Sind Träume ein Blick hinter den Vorhang in unsere Zukunft? Seit altersher stellen sich Men­schen diese Frage – doch bis heute haben wir keine schlüssige Antwort auf diese Frage gefunden. Über eine Tat­sache aber scheinen sich Traum­for­scher und Psy­cho­logen indes im Klaren zu sein: Träume sind sehr eng mit unserer sozialen und gesell­schaft­lichen Situation ver­bunden, manchmal ver­suchen uns Träume sogar zu warnen. In den USA träumen gegen­wärtig Men­schen von Dämonen und Meteo­riten, die im November die Ver­ei­nigten Staaten heim­suchen könnten.

(von Frank Schwede)

Träume sind Schäume, das jeden­falls sagt der Volksmund. Doch ganz so auf die leichte Schulter sollten wir unsere Träumen nicht nehmen, denn hinter jedem Traum steckt oft mehr als wir glauben wollen. Nicht selten sind Träume sogar an der Lösung von Pro­blemen beteiligt – meistens aber eher unbe­wusst als bewusst.

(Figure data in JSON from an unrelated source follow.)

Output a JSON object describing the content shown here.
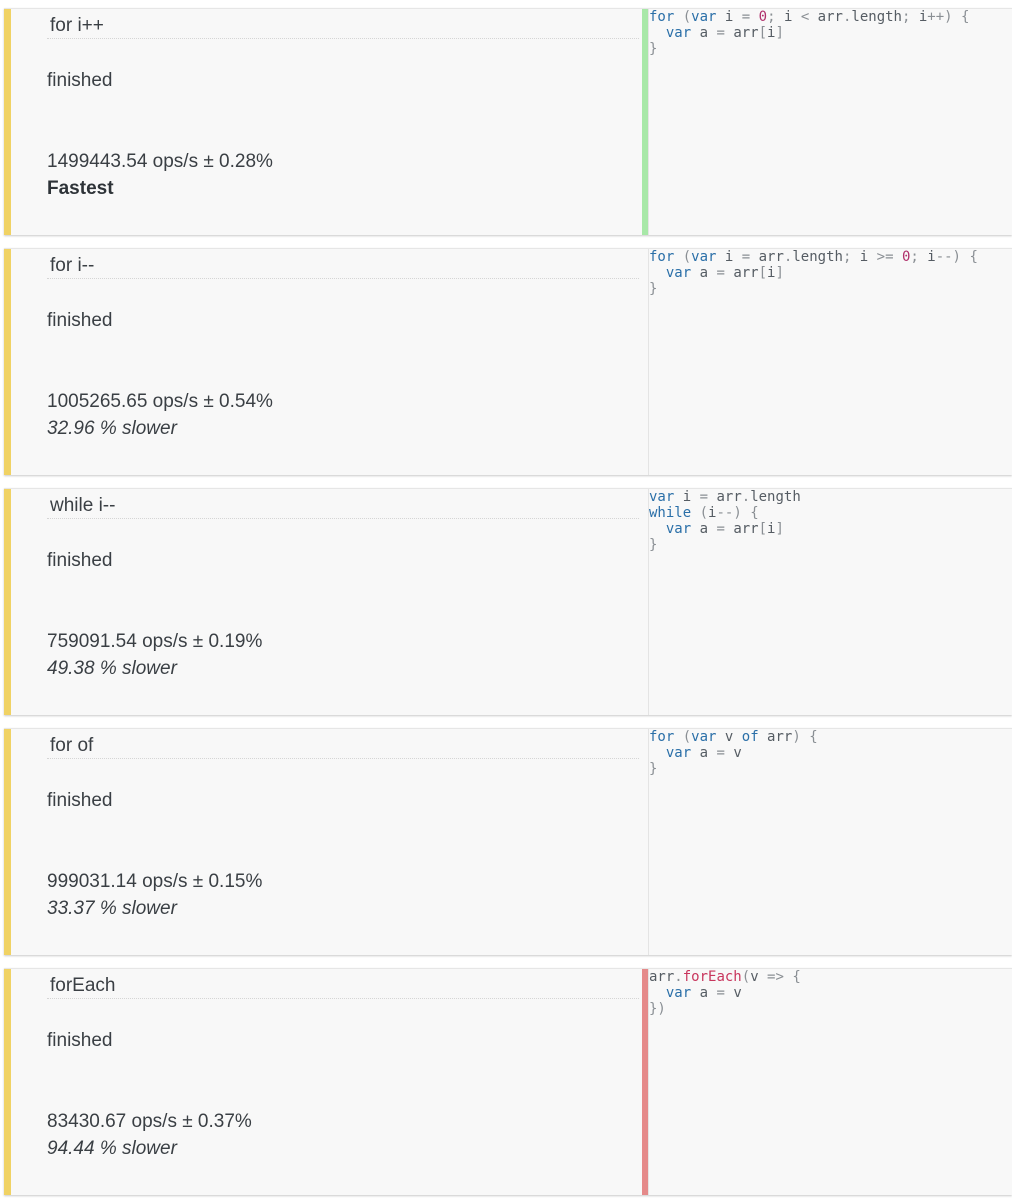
{
  "colors": {
    "accent_yellow": "#f0d264",
    "fastest_bar": "#a8e8a8",
    "slowest_bar": "#e58a8a",
    "neutral_bar": "#e4e4e4"
  },
  "cases": [
    {
      "title": "for i++",
      "status": "finished",
      "ops": "1499443.54 ops/s ± 0.28%",
      "verdict": "Fastest",
      "rank": "fastest",
      "code": [
        "for (var i = 0; i < arr.length; i++) {",
        "  var a = arr[i]",
        "}"
      ]
    },
    {
      "title": "for i--",
      "status": "finished",
      "ops": "1005265.65 ops/s ± 0.54%",
      "verdict": "32.96 % slower",
      "rank": "normal",
      "code": [
        "for (var i = arr.length; i >= 0; i--) {",
        "  var a = arr[i]",
        "}"
      ]
    },
    {
      "title": "while i--",
      "status": "finished",
      "ops": "759091.54 ops/s ± 0.19%",
      "verdict": "49.38 % slower",
      "rank": "normal",
      "code": [
        "var i = arr.length",
        "while (i--) {",
        "  var a = arr[i]",
        "}"
      ]
    },
    {
      "title": "for of",
      "status": "finished",
      "ops": "999031.14 ops/s ± 0.15%",
      "verdict": "33.37 % slower",
      "rank": "normal",
      "code": [
        "for (var v of arr) {",
        "  var a = v",
        "}"
      ]
    },
    {
      "title": "forEach",
      "status": "finished",
      "ops": "83430.67 ops/s ± 0.37%",
      "verdict": "94.44 % slower",
      "rank": "slowest",
      "code": [
        "arr.forEach(v => {",
        "  var a = v",
        "})"
      ]
    }
  ]
}
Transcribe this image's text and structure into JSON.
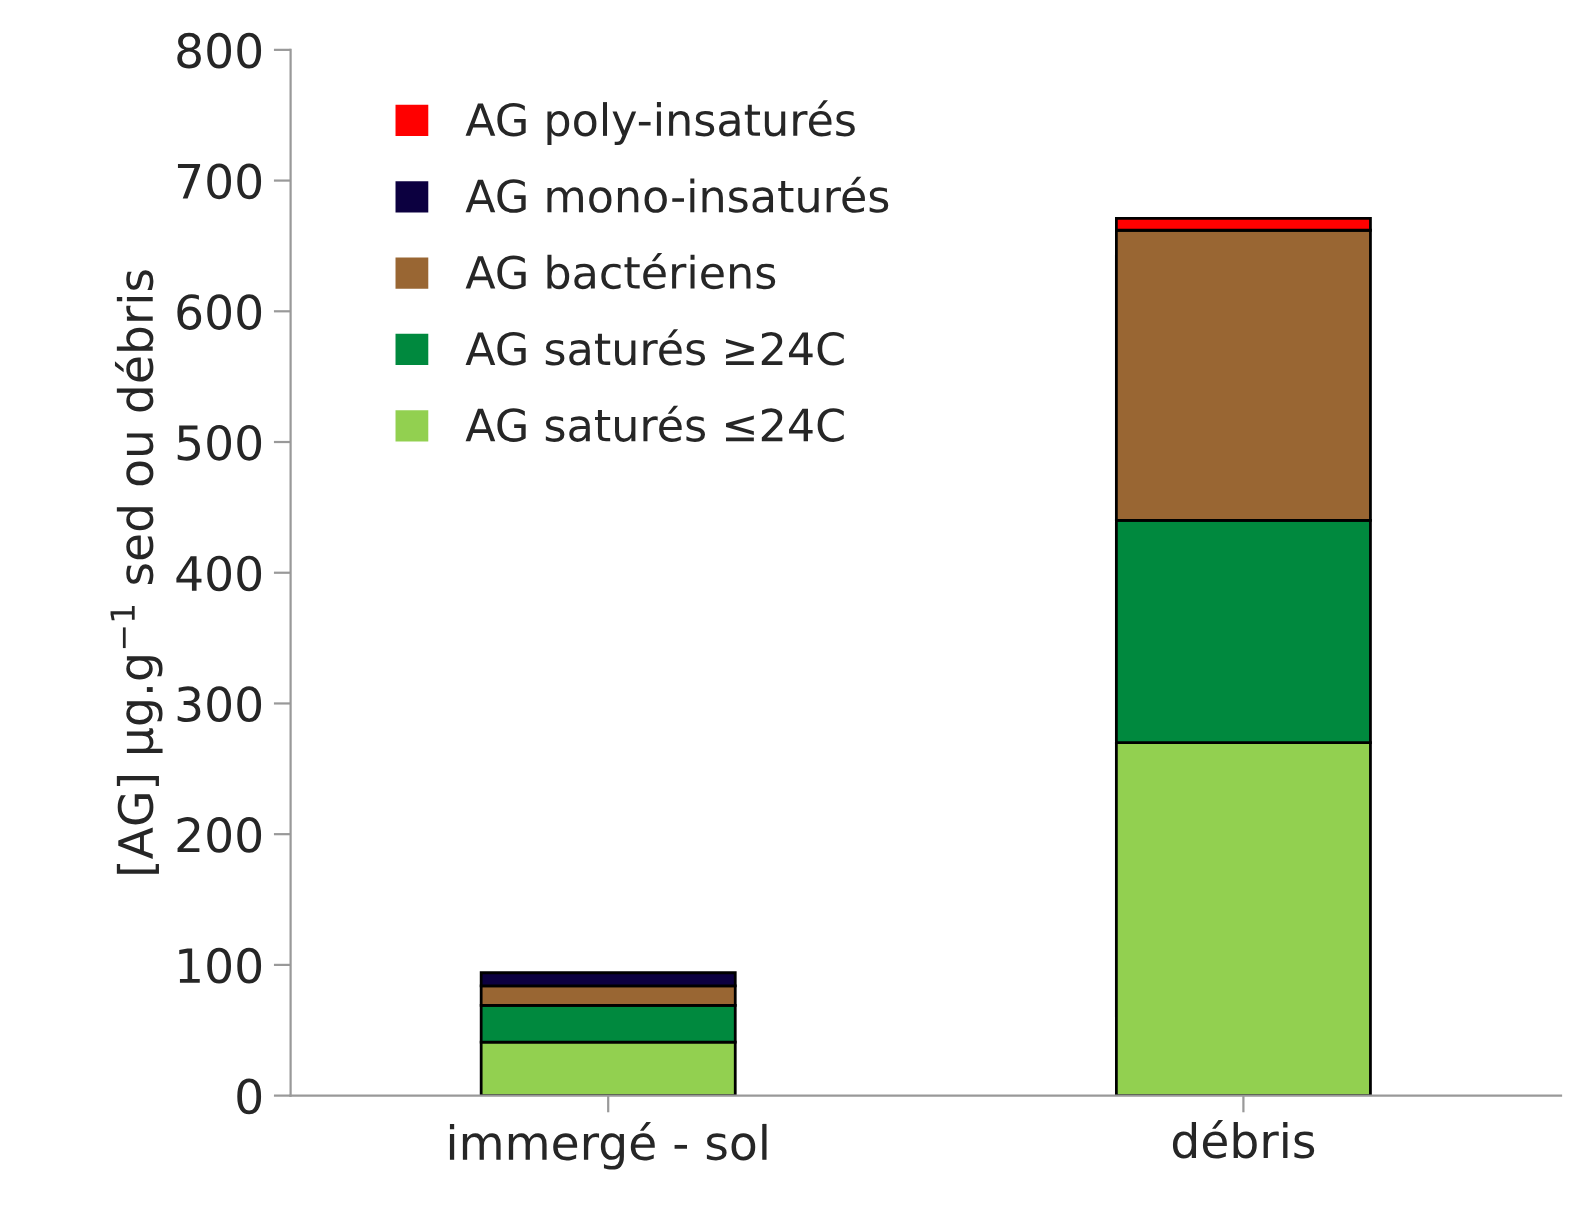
{
  "chart_data": {
    "type": "bar",
    "stacked": true,
    "ylabel": "[AG] µg.g$^{−1}$ sed ou débris",
    "categories": [
      "immergé - sol",
      "débris"
    ],
    "series": [
      {
        "name": "AG saturés ≤24C",
        "color": "#92d050",
        "values": [
          41,
          270
        ]
      },
      {
        "name": "AG saturés ≥24C",
        "color": "#00893e",
        "values": [
          28,
          170
        ]
      },
      {
        "name": "AG bactériens",
        "color": "#996633",
        "values": [
          15,
          222
        ]
      },
      {
        "name": "AG mono-insaturés",
        "color": "#0c0040",
        "values": [
          10,
          null
        ]
      },
      {
        "name": "AG poly-insaturés",
        "color": "#ff0000",
        "values": [
          null,
          9
        ]
      }
    ],
    "ylim": [
      0,
      800
    ],
    "yticks": [
      0,
      100,
      200,
      300,
      400,
      500,
      600,
      700,
      800
    ],
    "grid": false,
    "legend": "top left"
  }
}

Die zwei wich­tigsten Traum­arten, denen man in jedem Fall seine Auf­merk­samkeit schenken sollte, sind Warn­träume und prä­ko­gnitive Träume. Ob es sich in dem vor­lie­genden Fall um einen visio­nären, prä­ko­gnitive Traum handelt, werden wir spä­testens in zwei Monaten erfahren. Aller­dings hat uns die Geschichte immer wieder gelehrt, dass dies nur ganz selten der Fall ist.

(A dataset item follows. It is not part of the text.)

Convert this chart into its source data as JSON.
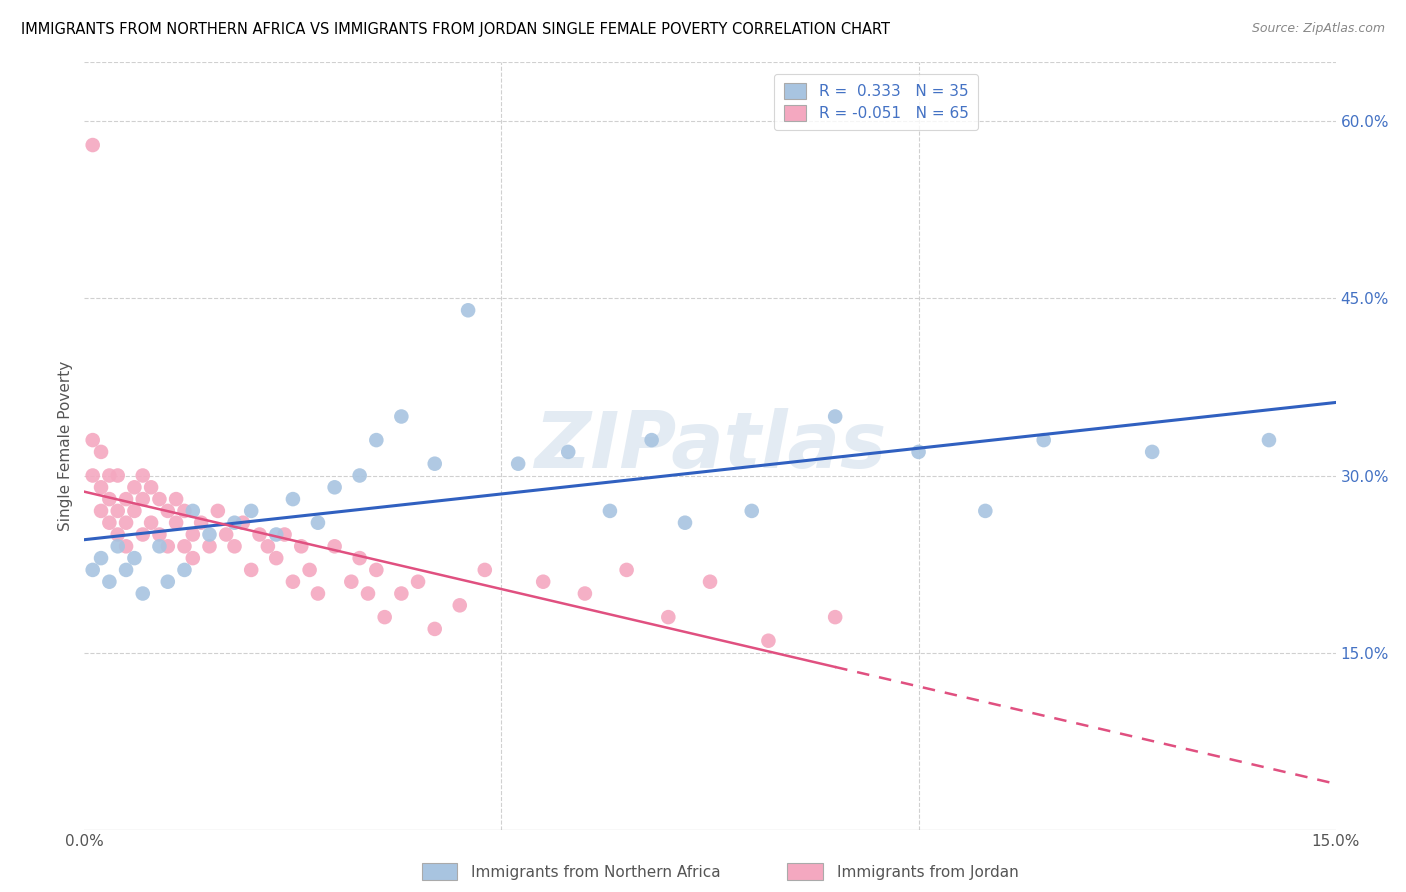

Träume sind in der Tat kom­plexer als wir uns das vor­stellen können. Traum­for­scher wissen mitt­ler­weile, dass Träume einer­seits der Ver­ar­beitung von Erlebten dienen, ande­rer­seits uns aber auch vor bestimmte Situa­tionen und Ereig­nisse warnen können.

Oft sogar ist es der Fall, dass uns Träume bei der Lösung von Pro­blemen helfen, weil wir etwa im Traum die lang­erhoffte Lösung über­mittelt bekommen.  Welche Bot­schaft aber könnte hinter dem Meteo­ri­ten­ein­schlag ver­bergen, der sich im November in den USA ereignen soll?

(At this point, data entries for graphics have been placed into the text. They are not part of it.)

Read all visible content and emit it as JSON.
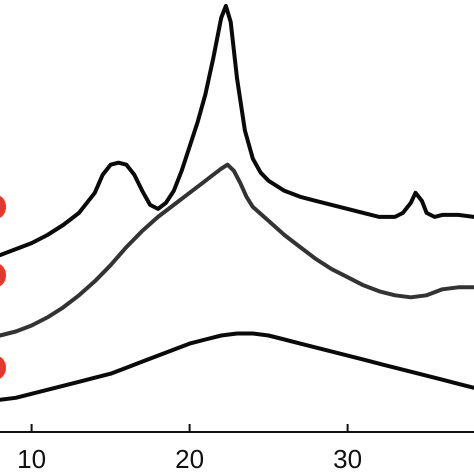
{
  "chart_data": {
    "type": "line",
    "xlim": [
      8,
      38
    ],
    "ylim": [
      0,
      10
    ],
    "xticks": [
      {
        "value": 10,
        "label": "10"
      },
      {
        "value": 20,
        "label": "20"
      },
      {
        "value": 30,
        "label": "30"
      }
    ],
    "grid": false,
    "legend": "none",
    "series": [
      {
        "color": "#0a0a0a",
        "x": [
          8,
          9,
          10,
          11,
          12,
          13,
          14,
          14.5,
          15,
          15.5,
          16,
          16.5,
          17,
          17.5,
          18,
          18.5,
          19,
          19.5,
          20,
          20.5,
          21,
          21.5,
          22,
          22.3,
          22.6,
          23,
          23.5,
          24,
          24.5,
          25,
          26,
          27,
          28,
          29,
          30,
          31,
          32,
          33,
          33.5,
          34,
          34.3,
          34.7,
          35,
          35.5,
          36,
          37,
          38
        ],
        "y": [
          4.4,
          4.55,
          4.7,
          4.9,
          5.15,
          5.45,
          5.95,
          6.4,
          6.65,
          6.7,
          6.65,
          6.4,
          6.0,
          5.65,
          5.55,
          5.7,
          6.0,
          6.5,
          7.1,
          7.7,
          8.4,
          9.3,
          10.3,
          10.6,
          10.2,
          8.8,
          7.5,
          6.8,
          6.45,
          6.25,
          6.0,
          5.85,
          5.75,
          5.65,
          5.55,
          5.45,
          5.35,
          5.35,
          5.45,
          5.7,
          5.95,
          5.75,
          5.45,
          5.35,
          5.4,
          5.4,
          5.35
        ]
      },
      {
        "color": "#333333",
        "x": [
          8,
          9,
          10,
          11,
          12,
          13,
          14,
          15,
          16,
          17,
          18,
          19,
          20,
          21,
          21.5,
          22,
          22.4,
          22.8,
          23.2,
          23.6,
          24,
          25,
          26,
          27,
          28,
          29,
          30,
          31,
          32,
          33,
          34,
          35,
          36,
          37,
          38
        ],
        "y": [
          2.4,
          2.5,
          2.65,
          2.85,
          3.1,
          3.4,
          3.75,
          4.15,
          4.6,
          5.0,
          5.35,
          5.65,
          5.95,
          6.25,
          6.4,
          6.55,
          6.65,
          6.5,
          6.2,
          5.85,
          5.6,
          5.25,
          4.9,
          4.6,
          4.3,
          4.05,
          3.85,
          3.65,
          3.5,
          3.4,
          3.35,
          3.4,
          3.55,
          3.6,
          3.6
        ]
      },
      {
        "color": "#0a0a0a",
        "x": [
          8,
          9,
          10,
          11,
          12,
          13,
          14,
          15,
          16,
          17,
          18,
          19,
          20,
          21,
          22,
          23,
          24,
          25,
          26,
          27,
          28,
          29,
          30,
          31,
          32,
          33,
          34,
          35,
          36,
          37,
          38
        ],
        "y": [
          0.8,
          0.85,
          0.95,
          1.05,
          1.15,
          1.25,
          1.35,
          1.45,
          1.6,
          1.75,
          1.9,
          2.05,
          2.2,
          2.3,
          2.4,
          2.45,
          2.45,
          2.4,
          2.3,
          2.2,
          2.1,
          2.0,
          1.9,
          1.8,
          1.7,
          1.6,
          1.5,
          1.4,
          1.3,
          1.2,
          1.1
        ]
      }
    ],
    "markers": {
      "color": "#e2392f",
      "y": [
        5.6,
        3.9,
        1.6
      ]
    }
  }
}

Zunächst einmal sollten wir uns einmal das Datum genauer anschauen. Geschehen soll die Kata­strophe im November. Wie wir wissen, ist der November ein wich­tiger Monat und mög­li­cher­weise sogar ein Schick­sals­monat für die USA, denn am 3. November wird der neue Prä­sident gewählt.

Viele Beob­achter gehen schon jetzt von der Ver­mutung aus, dass diese Wahl das sowieso schon geschundene wie gespaltene Land noch weiter in den Abgrund reißen könnte, was zur Folge hätte, dass aus den hef­tigen Pro­teste und Unruhen ein aus­ge­wach­sener Bür­ger­krieg wird , der viele Men­schen­leben fordern könnte.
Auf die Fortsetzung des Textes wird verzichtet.